A recent call with a financial advisor from New York is representative of a common inquiry related SPACs.

Highlights of the Discussion

This question can only be fully answered by your client’s tax and legal advisors. The following response provides some general information on the topic based on the guidance issued to date. It is for informational purposes only and cannot be relied upon as tax or legal advice.

Your client may be able to invest in a SPAC using retirement assets, but another question to ask is should he or she. That’s where expert guidance from his or her tax and legal counsel is necessary. To be sure, SPACs have been getting a great deal of media attention of late, and many individuals are interested in using retirement account assets to invest in SPACs. To level set, let’s first define some terms so we have a basic understanding of the transaction.

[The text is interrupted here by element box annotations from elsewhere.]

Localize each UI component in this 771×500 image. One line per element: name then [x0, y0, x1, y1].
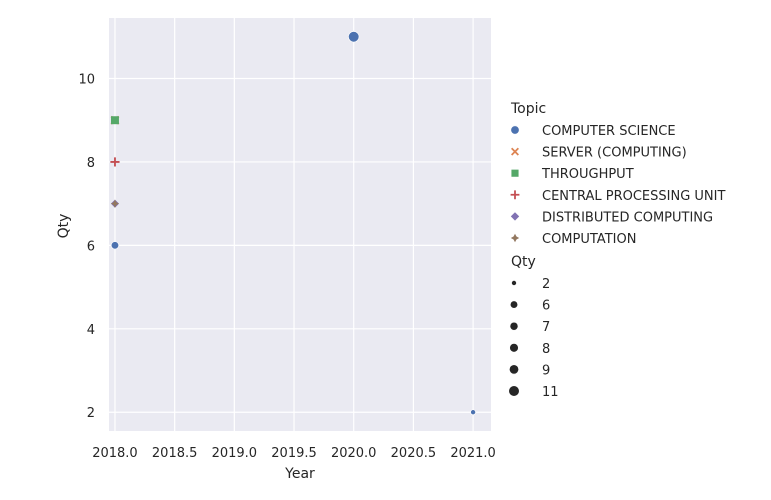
- legend-size-label: 8: [542, 342, 550, 357]
- x-tick-label: 2020.5: [391, 446, 437, 461]
- data-point: [348, 31, 360, 43]
- legend-size-icon: [509, 321, 519, 331]
- legend-marker-icon: [510, 125, 520, 135]
- legend-marker-icon: [510, 212, 520, 221]
- data-point: [110, 116, 119, 125]
- legend-size-icon: [509, 343, 519, 353]
- y-tick-label: 6: [87, 239, 95, 254]
- legend-size-label: 9: [542, 363, 550, 378]
- legend-marker-icon: [510, 190, 520, 200]
- data-points: [110, 31, 476, 416]
- plot-background: [109, 18, 491, 431]
- legend-size-icon: [509, 364, 519, 375]
- legend-entry-label: THROUGHPUT: [541, 167, 634, 182]
- data-point: [110, 157, 120, 167]
- legend-size-title: Qty: [511, 254, 536, 270]
- y-tick-label: 8: [87, 156, 95, 171]
- legend-entry-label: SERVER (COMPUTING): [542, 146, 687, 161]
- y-tick-label: 10: [78, 72, 95, 87]
- legend-size-icon: [508, 385, 520, 397]
- legend-entry-label: DISTRIBUTED COMPUTING: [542, 210, 713, 225]
- x-axis-label: Year: [284, 466, 315, 482]
- x-tick-label: 2021.0: [450, 446, 496, 461]
- legend-size-label: 2: [542, 277, 550, 292]
- legend-marker-icon: [510, 233, 520, 243]
- data-point: [470, 409, 476, 416]
- legend-size-icon: [509, 300, 519, 309]
- x-tick-label: 2019.0: [212, 446, 258, 461]
- x-tick-label: 2018.0: [92, 446, 138, 461]
- y-tick-label: 2: [87, 406, 95, 421]
- grid-lines: [109, 18, 491, 431]
- legend-marker-icon: [511, 147, 519, 156]
- legend-size-icon: [511, 280, 517, 286]
- legend-entry-label: COMPUTATION: [542, 232, 636, 247]
- y-tick-labels: 2 4 6 8 10: [78, 72, 95, 421]
- legend-entry-label: CENTRAL PROCESSING UNIT: [542, 189, 725, 204]
- x-tick-label: 2020.0: [331, 446, 377, 461]
- x-tick-labels: 2018.0 2018.5 2019.0 2019.5 2020.0 2020.5 2021…: [92, 446, 496, 461]
- data-point: [110, 241, 120, 250]
- x-tick-label: 2019.5: [271, 446, 317, 461]
- y-tick-label: 4: [87, 323, 95, 338]
- data-point: [110, 199, 120, 208]
- legend-size-label: 11: [542, 385, 559, 400]
- legend-marker-icon: [511, 169, 519, 177]
- legend-size-label: 7: [542, 320, 550, 335]
- legend-hue-title: Topic: [510, 101, 546, 117]
- legend: Topic COMPUTER SCIENCE SERVER (COMPUTING)…: [508, 101, 725, 400]
- x-tick-label: 2018.5: [152, 446, 198, 461]
- legend-size-label: 6: [542, 299, 550, 314]
- legend-entry-label: COMPUTER SCIENCE: [542, 124, 676, 139]
- y-axis-label: Qty: [56, 214, 72, 239]
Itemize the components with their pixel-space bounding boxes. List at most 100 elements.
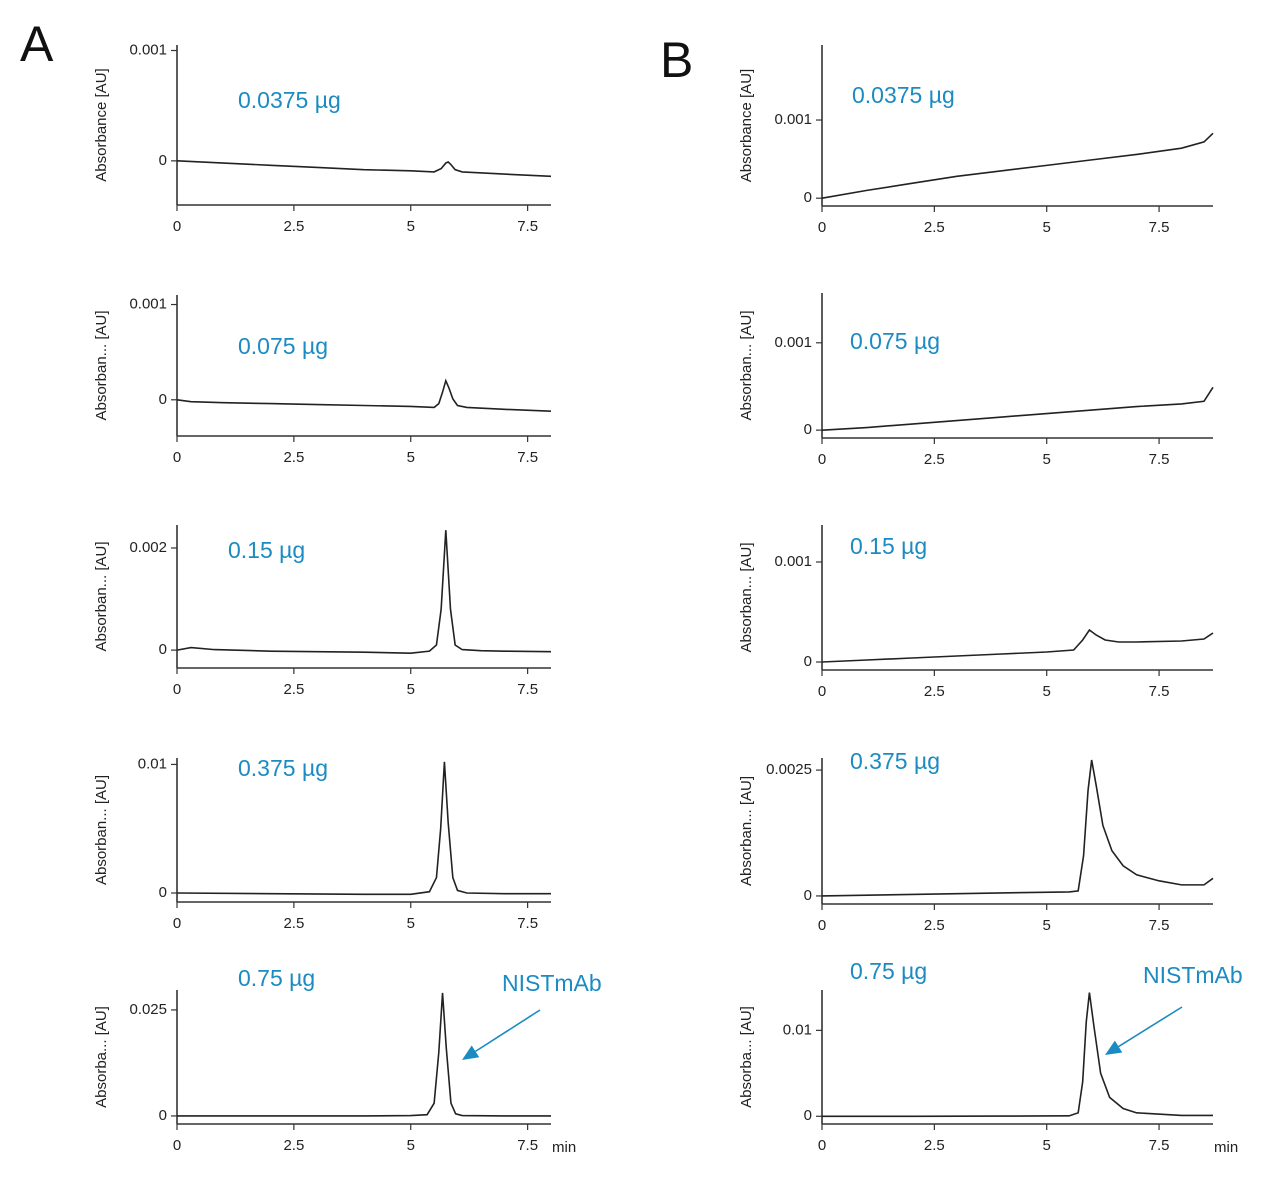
y-tick-label: 0.001 bbox=[774, 334, 812, 351]
amount-annotation: 0.375 µg bbox=[238, 755, 328, 781]
x-tick-label: 0 bbox=[818, 1137, 826, 1154]
y-axis-title: Absorba... [AU] bbox=[93, 1006, 110, 1108]
callout-arrow bbox=[1118, 1006, 1183, 1048]
y-tick-label: 0.01 bbox=[138, 755, 167, 772]
x-tick-label: 2.5 bbox=[924, 1137, 945, 1154]
y-axis-title: Absorbance [AU] bbox=[738, 69, 755, 182]
peak-callout: NISTmAb bbox=[502, 970, 602, 996]
data-line bbox=[176, 378, 552, 413]
amount-annotation: 0.15 µg bbox=[228, 537, 305, 563]
y-tick-label: 0.025 bbox=[129, 1001, 167, 1018]
y-tick-label: 0.001 bbox=[774, 553, 812, 570]
x-tick-label: 7.5 bbox=[517, 1137, 538, 1154]
y-tick-label: 0 bbox=[159, 152, 167, 169]
x-tick-label: 0 bbox=[173, 915, 181, 932]
x-tick-label: 7.5 bbox=[1149, 683, 1170, 700]
y-axis-title: Absorban... [AU] bbox=[738, 542, 755, 652]
data-line bbox=[176, 530, 552, 654]
x-tick-label: 2.5 bbox=[283, 915, 304, 932]
callout-arrowhead bbox=[462, 1045, 480, 1060]
x-tick-label: 7.5 bbox=[1149, 451, 1170, 468]
x-tick-label: 7.5 bbox=[1149, 917, 1170, 934]
y-tick-label: 0 bbox=[804, 1107, 812, 1124]
x-tick-label: 0 bbox=[173, 218, 181, 235]
x-tick-label: 5 bbox=[1043, 451, 1051, 468]
peak-callout: NISTmAb bbox=[1143, 962, 1243, 988]
y-axis-title: Absorban... [AU] bbox=[738, 776, 755, 886]
x-tick-label: 7.5 bbox=[517, 681, 538, 698]
x-tick-label: 2.5 bbox=[924, 451, 945, 468]
data-line bbox=[822, 992, 1213, 1118]
x-tick-label: 2.5 bbox=[283, 449, 304, 466]
y-tick-label: 0 bbox=[159, 884, 167, 901]
y-tick-label: 0 bbox=[804, 189, 812, 206]
x-tick-label: 7.5 bbox=[1149, 219, 1170, 236]
x-tick-label: 2.5 bbox=[924, 917, 945, 934]
y-axis-title: Absorban... [AU] bbox=[93, 541, 110, 651]
x-tick-label: 2.5 bbox=[924, 683, 945, 700]
amount-annotation: 0.075 µg bbox=[850, 328, 940, 354]
x-tick-label: 5 bbox=[407, 218, 415, 235]
x-tick-label: 2.5 bbox=[283, 681, 304, 698]
y-tick-label: 0.0025 bbox=[766, 761, 812, 778]
y-tick-label: 0 bbox=[804, 653, 812, 670]
y-tick-label: 0.001 bbox=[129, 41, 167, 58]
x-tick-label: 5 bbox=[407, 449, 415, 466]
amount-annotation: 0.0375 µg bbox=[852, 82, 955, 108]
x-axis-title: min bbox=[552, 1139, 576, 1156]
y-tick-label: 0 bbox=[159, 1107, 167, 1124]
y-tick-label: 0 bbox=[804, 887, 812, 904]
y-axis-title: Absorban... [AU] bbox=[93, 310, 110, 420]
x-tick-label: 5 bbox=[1043, 683, 1051, 700]
panel-label: A bbox=[20, 16, 54, 72]
amount-annotation: 0.75 µg bbox=[850, 958, 927, 984]
y-axis-title: Absorbance [AU] bbox=[93, 68, 110, 181]
x-tick-label: 2.5 bbox=[283, 218, 304, 235]
y-tick-label: 0.01 bbox=[783, 1021, 812, 1038]
x-tick-label: 2.5 bbox=[924, 219, 945, 236]
x-tick-label: 7.5 bbox=[517, 915, 538, 932]
x-tick-label: 5 bbox=[1043, 917, 1051, 934]
x-axis-title: min bbox=[1214, 1139, 1238, 1156]
x-tick-label: 0 bbox=[173, 449, 181, 466]
x-tick-label: 0 bbox=[818, 917, 826, 934]
data-line bbox=[821, 132, 1214, 199]
amount-annotation: 0.75 µg bbox=[238, 965, 315, 991]
y-tick-label: 0 bbox=[804, 421, 812, 438]
x-tick-label: 5 bbox=[407, 915, 415, 932]
x-tick-label: 0 bbox=[818, 451, 826, 468]
amount-annotation: 0.375 µg bbox=[850, 748, 940, 774]
data-line bbox=[176, 761, 551, 896]
data-line bbox=[821, 628, 1214, 663]
x-tick-label: 2.5 bbox=[283, 1137, 304, 1154]
x-tick-label: 0 bbox=[818, 683, 826, 700]
y-axis-title: Absorban... [AU] bbox=[738, 310, 755, 420]
x-tick-label: 0 bbox=[818, 219, 826, 236]
amount-annotation: 0.0375 µg bbox=[238, 87, 341, 113]
x-tick-label: 5 bbox=[407, 1137, 415, 1154]
y-tick-label: 0 bbox=[159, 641, 167, 658]
x-tick-label: 7.5 bbox=[517, 449, 538, 466]
callout-arrowhead bbox=[1105, 1040, 1123, 1055]
data-line bbox=[821, 386, 1214, 431]
panel-label: B bbox=[660, 32, 693, 88]
x-tick-label: 0 bbox=[173, 681, 181, 698]
y-tick-label: 0.002 bbox=[129, 539, 167, 556]
y-tick-label: 0.001 bbox=[774, 111, 812, 128]
y-axis-title: Absorban... [AU] bbox=[93, 775, 110, 885]
x-tick-label: 7.5 bbox=[517, 218, 538, 235]
x-tick-label: 5 bbox=[1043, 219, 1051, 236]
callout-arrow bbox=[475, 1009, 541, 1053]
amount-annotation: 0.15 µg bbox=[850, 533, 927, 559]
y-tick-label: 0 bbox=[159, 391, 167, 408]
y-axis-title: Absorba... [AU] bbox=[738, 1006, 755, 1108]
y-tick-label: 0.001 bbox=[129, 295, 167, 312]
x-tick-label: 0 bbox=[173, 1137, 181, 1154]
x-tick-label: 5 bbox=[407, 681, 415, 698]
data-line bbox=[821, 759, 1214, 897]
data-line bbox=[176, 160, 552, 178]
data-line bbox=[177, 992, 551, 1117]
amount-annotation: 0.075 µg bbox=[238, 333, 328, 359]
x-tick-label: 5 bbox=[1043, 1137, 1051, 1154]
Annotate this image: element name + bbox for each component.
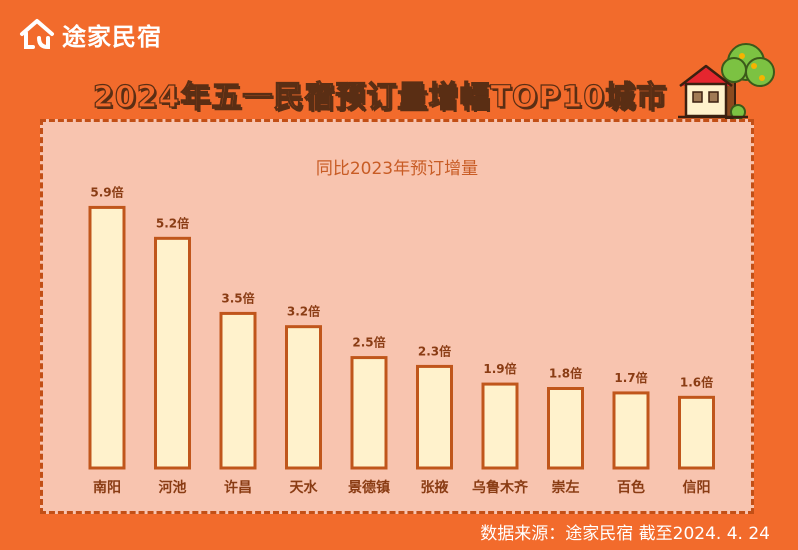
data-label-信阳: 1.6倍 xyxy=(680,374,713,389)
category-label-天水: 天水 xyxy=(290,479,319,496)
bar-许昌 xyxy=(219,311,257,470)
data-label-许昌: 3.5倍 xyxy=(221,290,254,305)
data-label-张掖: 2.3倍 xyxy=(418,343,451,358)
data-label-天水: 3.2倍 xyxy=(287,304,320,319)
category-label-百色: 百色 xyxy=(617,479,645,496)
category-label-张掖: 张掖 xyxy=(421,479,450,496)
data-label-百色: 1.7倍 xyxy=(614,370,647,385)
bar-乌鲁木齐 xyxy=(481,382,519,470)
bar-崇左 xyxy=(547,387,584,470)
category-label-信阳: 信阳 xyxy=(683,479,711,496)
bar-信阳 xyxy=(678,395,715,470)
house-logo-icon xyxy=(20,19,54,50)
category-label-许昌: 许昌 xyxy=(224,479,252,496)
category-label-崇左: 崇左 xyxy=(552,479,580,496)
brand-logo: 途家民宿 xyxy=(18,17,162,51)
page-title: 2024年五一民宿预订量增幅TOP10城市 xyxy=(92,79,668,115)
chart-title: 同比2023年预订增量 xyxy=(315,159,479,179)
data-label-崇左: 1.8倍 xyxy=(549,366,582,381)
bar-张掖 xyxy=(416,364,453,470)
category-label-河池: 河池 xyxy=(159,479,187,496)
category-label-景德镇: 景德镇 xyxy=(348,479,390,496)
data-label-河池: 5.2倍 xyxy=(156,215,189,230)
data-label-景德镇: 2.5倍 xyxy=(352,335,385,350)
category-label-乌鲁木齐: 乌鲁木齐 xyxy=(472,479,529,496)
category-label-南阳: 南阳 xyxy=(93,479,121,496)
chart-panel: 同比2023年预订增量 5.9倍南阳 5.2倍河池 3.5倍许昌 3.2倍天水 2.5倍… xyxy=(40,119,754,514)
data-label-乌鲁木齐: 1.9倍 xyxy=(483,361,516,376)
bar-天水 xyxy=(285,325,322,470)
data-source: 数据来源：途家民宿 截至2024. 4. 24 xyxy=(480,524,770,544)
bar-南阳 xyxy=(88,205,126,470)
house-with-tree-icon xyxy=(678,43,775,120)
brand-name: 途家民宿 xyxy=(62,22,162,51)
bar-百色 xyxy=(612,391,650,470)
bar-景德镇 xyxy=(350,356,388,470)
bar-河池 xyxy=(154,236,191,470)
data-label-南阳: 5.9倍 xyxy=(90,184,123,199)
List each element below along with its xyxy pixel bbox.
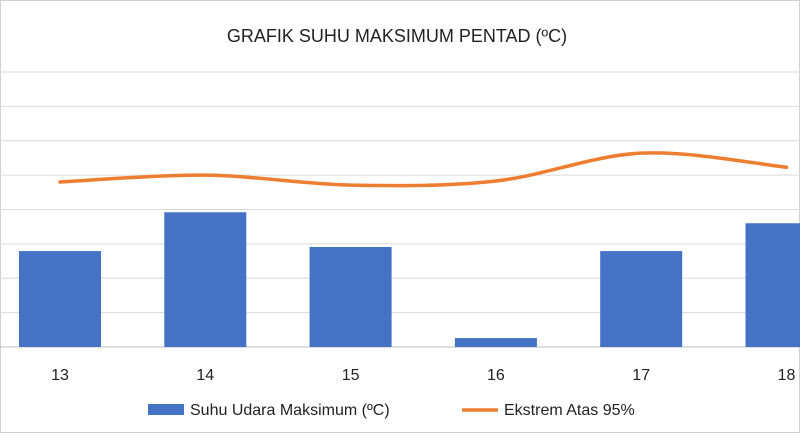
x-tick-label: 18	[778, 367, 796, 384]
x-tick-label: 13	[51, 367, 69, 384]
legend-swatch	[148, 404, 184, 415]
x-tick-label: 17	[632, 367, 650, 384]
bar	[745, 223, 800, 347]
line	[58, 151, 789, 188]
x-tick-label: 16	[487, 367, 505, 384]
x-tick-label: 15	[342, 367, 360, 384]
bar	[600, 251, 683, 347]
legend-label: Suhu Udara Maksimum (ºC)	[190, 402, 390, 419]
bar	[454, 338, 537, 347]
chart-frame	[0, 0, 800, 433]
x-tick-label: 14	[196, 367, 214, 384]
legend-label: Ekstrem Atas 95%	[504, 402, 635, 419]
bar	[19, 251, 101, 347]
bar	[309, 246, 392, 347]
bar	[164, 212, 247, 347]
chart-title: GRAFIK SUHU MAKSIMUM PENTAD (ºC)	[227, 26, 567, 46]
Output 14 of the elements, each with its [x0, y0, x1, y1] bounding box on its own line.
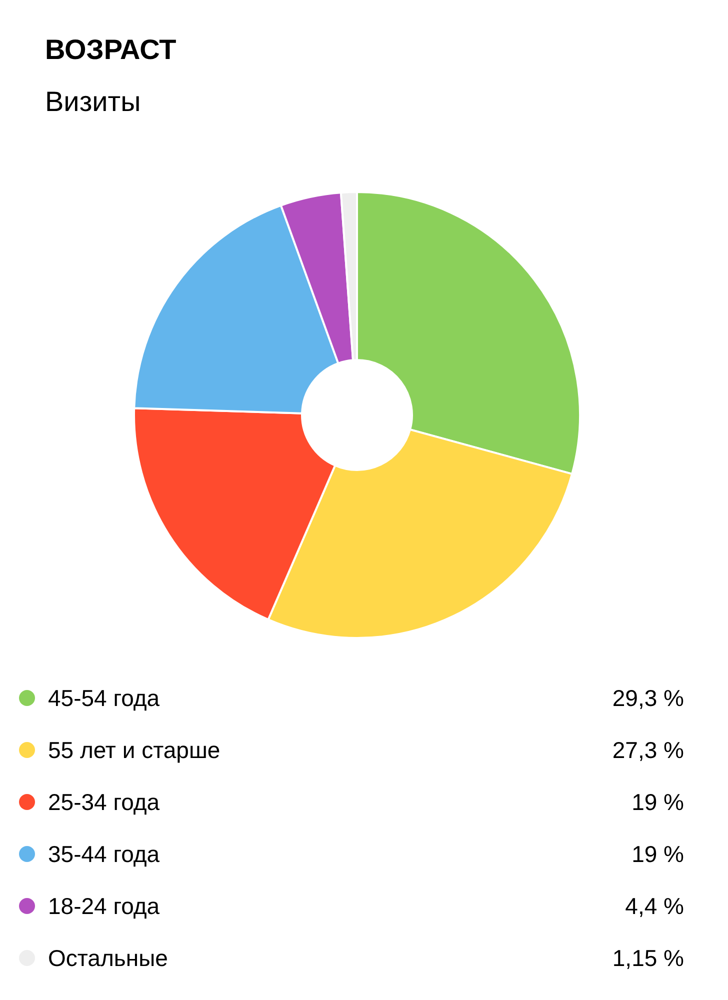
data-label: 1,15 % [612, 944, 684, 972]
data-label: 27,3 % [612, 736, 684, 764]
data-label: 4,4 % [625, 892, 684, 920]
legend-label: 45-54 года [48, 684, 160, 712]
legend-label: 35-44 года [48, 840, 160, 868]
data-label: 29,3 % [612, 684, 684, 712]
chart-title: ВОЗРАСТ [45, 34, 176, 66]
legend-label: 18-24 года [48, 892, 160, 920]
chart-subtitle: Визиты [45, 86, 141, 118]
data-label: 19 % [632, 840, 684, 868]
legend-label: 25-34 года [48, 788, 160, 816]
legend-label: 55 лет и старше [48, 736, 220, 764]
data-label: 19 % [632, 788, 684, 816]
legend-label: Остальные [48, 944, 168, 972]
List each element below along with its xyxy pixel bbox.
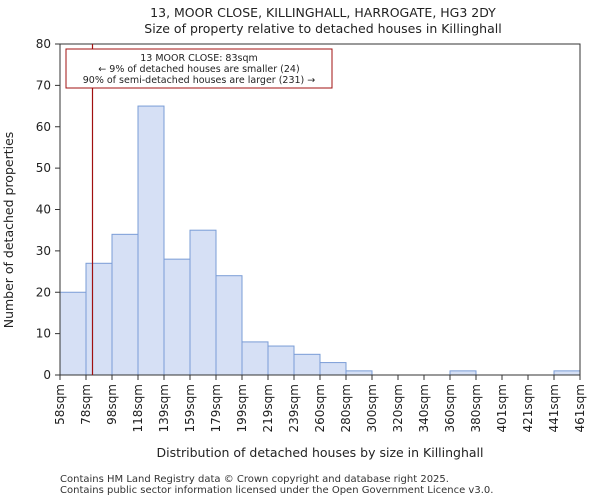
y-axis-label: Number of detached properties [1, 132, 16, 329]
x-tick-label: 380sqm [469, 384, 483, 432]
bar-280sqm [345, 370, 373, 376]
bar-98sqm [111, 233, 139, 376]
bar-260sqm [319, 362, 347, 376]
chart-title: 13, MOOR CLOSE, KILLINGHALL, HARROGATE, … [150, 5, 496, 20]
annotation-box [65, 48, 333, 89]
y-tick-label: 0 [43, 368, 51, 382]
bar-179sqm [215, 275, 243, 376]
x-tick-label: 320sqm [391, 384, 405, 432]
bar-78sqm [85, 262, 113, 376]
x-tick-label: 441sqm [547, 384, 561, 432]
bar-159sqm [189, 229, 217, 376]
y-tick-label: 60 [36, 120, 51, 134]
y-tick-label: 10 [36, 327, 51, 341]
histogram-chart: 13, MOOR CLOSE, KILLINGHALL, HARROGATE, … [1, 5, 587, 460]
bar-139sqm [163, 258, 191, 376]
bar-219sqm [267, 345, 295, 376]
bar-58sqm [59, 291, 87, 376]
plot-frame [59, 43, 581, 376]
chart-subtitle: Size of property relative to detached ho… [144, 21, 501, 36]
y-tick-label: 40 [36, 203, 51, 217]
y-tick-label: 80 [36, 37, 51, 51]
x-tick-label: 421sqm [521, 384, 535, 432]
annotation-line-1: 13 MOOR CLOSE: 83sqm [140, 53, 258, 64]
x-tick-label: 58sqm [53, 384, 67, 425]
y-tick-label: 70 [36, 78, 51, 92]
x-tick-label: 401sqm [495, 384, 509, 432]
footer-copyright: Contains HM Land Registry data © Crown c… [60, 474, 449, 485]
annotation-line-3: 90% of semi-detached houses are larger (… [83, 75, 316, 86]
x-tick-label: 98sqm [105, 384, 119, 425]
footer-licence: Contains public sector information licen… [60, 485, 494, 496]
x-axis-label: Distribution of detached houses by size … [156, 445, 483, 460]
x-tick-label: 461sqm [573, 384, 587, 432]
y-axis-ticks: 0 10 20 30 40 50 60 70 80 [36, 37, 60, 382]
x-tick-label: 219sqm [261, 384, 275, 432]
x-tick-label: 280sqm [339, 384, 353, 432]
x-tick-label: 159sqm [183, 384, 197, 432]
x-tick-label: 78sqm [79, 384, 93, 425]
annotation-line-2: ← 9% of detached houses are smaller (24) [98, 64, 299, 75]
y-tick-label: 30 [36, 244, 51, 258]
x-tick-label: 239sqm [287, 384, 301, 432]
y-tick-label: 20 [36, 285, 51, 299]
x-tick-label: 199sqm [235, 384, 249, 432]
bar-239sqm [293, 353, 321, 376]
x-tick-label: 360sqm [443, 384, 457, 432]
bar-199sqm [241, 341, 269, 376]
bars [59, 105, 581, 376]
x-tick-label: 260sqm [313, 384, 327, 432]
y-tick-label: 50 [36, 161, 51, 175]
x-tick-label: 300sqm [365, 384, 379, 432]
x-axis-ticks: 58sqm 78sqm 98sqm 118sqm 139sqm 159sqm 179sqm 1… [53, 375, 587, 432]
bar-441sqm [553, 370, 581, 376]
x-tick-label: 340sqm [417, 384, 431, 432]
x-tick-label: 139sqm [157, 384, 171, 432]
bar-360sqm [449, 370, 477, 376]
bar-118sqm [137, 105, 165, 376]
x-tick-label: 118sqm [131, 384, 145, 432]
x-tick-label: 179sqm [209, 384, 223, 432]
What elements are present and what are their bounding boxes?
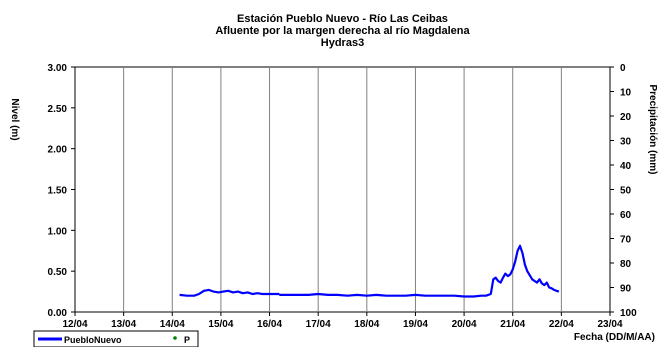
x-axis-label: Fecha (DD/M/AA) [574,332,655,343]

A SPAC is a corporation with the sole purpose of raising capital to acquire (actually merge with) a privately held entity, which is then taken public. The SPAC itself has no ongoing business operations and is used exclusively to raise capital for the acquisition. The end result of the SPAC process is similar to that of an initial public offering (IPO), which is the process of offering shares of a private corporation to the public for purchase.  The SPAC process has fewer Securities and Exchange Commission (SEC) restrictions and requirements and, thus, may be preferable in certain situations. Investors simply pool their money and create the SPAC. The SPAC goes public as a shell company, targets a real company that wants to go public, and the two entities (the SPAC and target company) merge.  For example, here is a List of Shell Companies or Special Purpose Acquisition Companies.

There are no laws or regulations that explicitly prohibit the use of IRA assets to invest in SPACs. That said, however, one concern is whether the IRA custodian or trustee would permit such an investment to be held in the IRA.  Also, depending on the relationship between the investor, the SPAC and the target company, one would need to be sure no prohibited transactions occur.

Similar concerns exist with using 401(k) assets to invest is SPACs. In addition, it is unlikely a plan sponsor would permit a SPAC as an investment option in a 401(k) plan, but it may be possible to make a SPAC investment through a self-directed brokerage account within the plan, if one was available. These are complex waters and plan officials should proceed with caution, and only with the advice of legal counsel.

Conclusion

SPACs may be hot—and maybe too hot to handle with retirement plan assets without expert guidance.